How deep is the seafood opportunity at quick eateries? Who’ll make a splash?

We’re in the pre-Lent period when Catholics abstain from meat on Fridays.  So we see fast-feeders filling the airwaves with fish commercials, in what could become a new winter ritual.  

Who’s on board in a big way?  Wendy’s with a premium panko-coated North Pacific cod filet sandwich.  Carl’s Jr. and Hardee’s with a charbroiled Atlantic cod sandwich on a honey-wheat bun.  Burger King with an Alaskan cold-water white fish filet sandwich.  And McDonald’s USA, augmenting its 50-year-old Filet-O-Fish sandwich with Fish McBites, a new Happy Meal served up in its nearly 300 Philadelphia restaurants through March; the chain offered a $1 snack-size version between Feb. 12 and 14.

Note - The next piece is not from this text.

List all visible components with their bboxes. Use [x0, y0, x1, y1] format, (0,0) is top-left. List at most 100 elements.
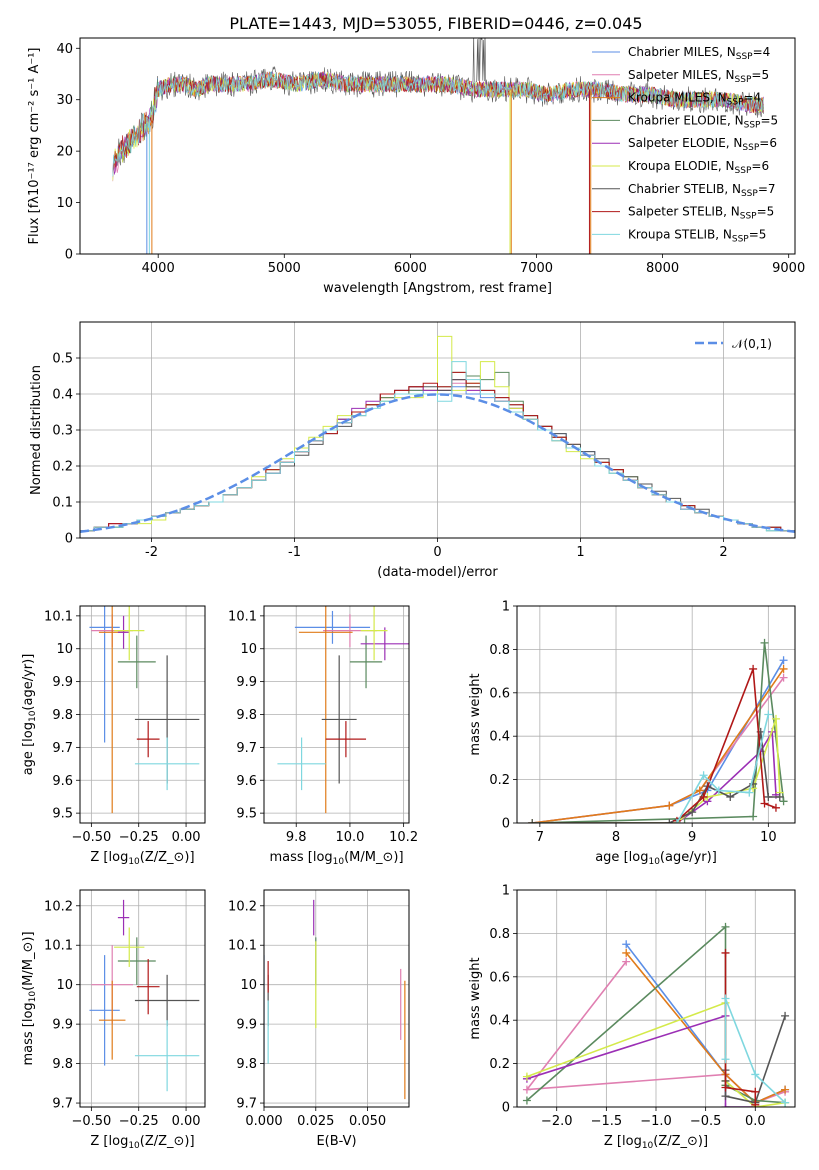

Meanwhile, Long John Silver’s, the 1,200-unit seafood chain, offers a cod and shrimp basket to differentiate from the growing school of competitors.

Will consumer demand warrant that fish offerings stay on menus year-round, or at least more months of the year?  The Lempert Report sees a better chance of that happening if fewer fish items are fried and more are paired with light, healthy ingredients such as salad, fruit and yogurt.

That way, fish could become more than a Lent alternative in fast-food settings.  If people could choose the taste, texture and health level of what they order, they’d be more inclined to join family and friends who want to eat the more typical fast-food fare.

Seafood sustainability is another way to stand apart—and McDonald’s USA has struck first as the first national restaurant chain certified by the Marine Stewardship Council that it catches Alaskan Pollock in an environmentally responsible way.  This applies to all fish products it sells in all of its U.S. locations.  McDonald’s told The New York Times that the global MSC has previously certified the European and domestic fisheries that supply the chain.

MSC has its critics, according to published accounts in the Times and National Public Radio.  But we at TLR think the logo will still convey to consumers that the chain is trying hard to be responsible, just like Walmart, Whole Foods Market, Costco, Big Y, Shaw’s, Food Lion, The Fresh Market, CVS, Walgreens and others that also associate with MSC.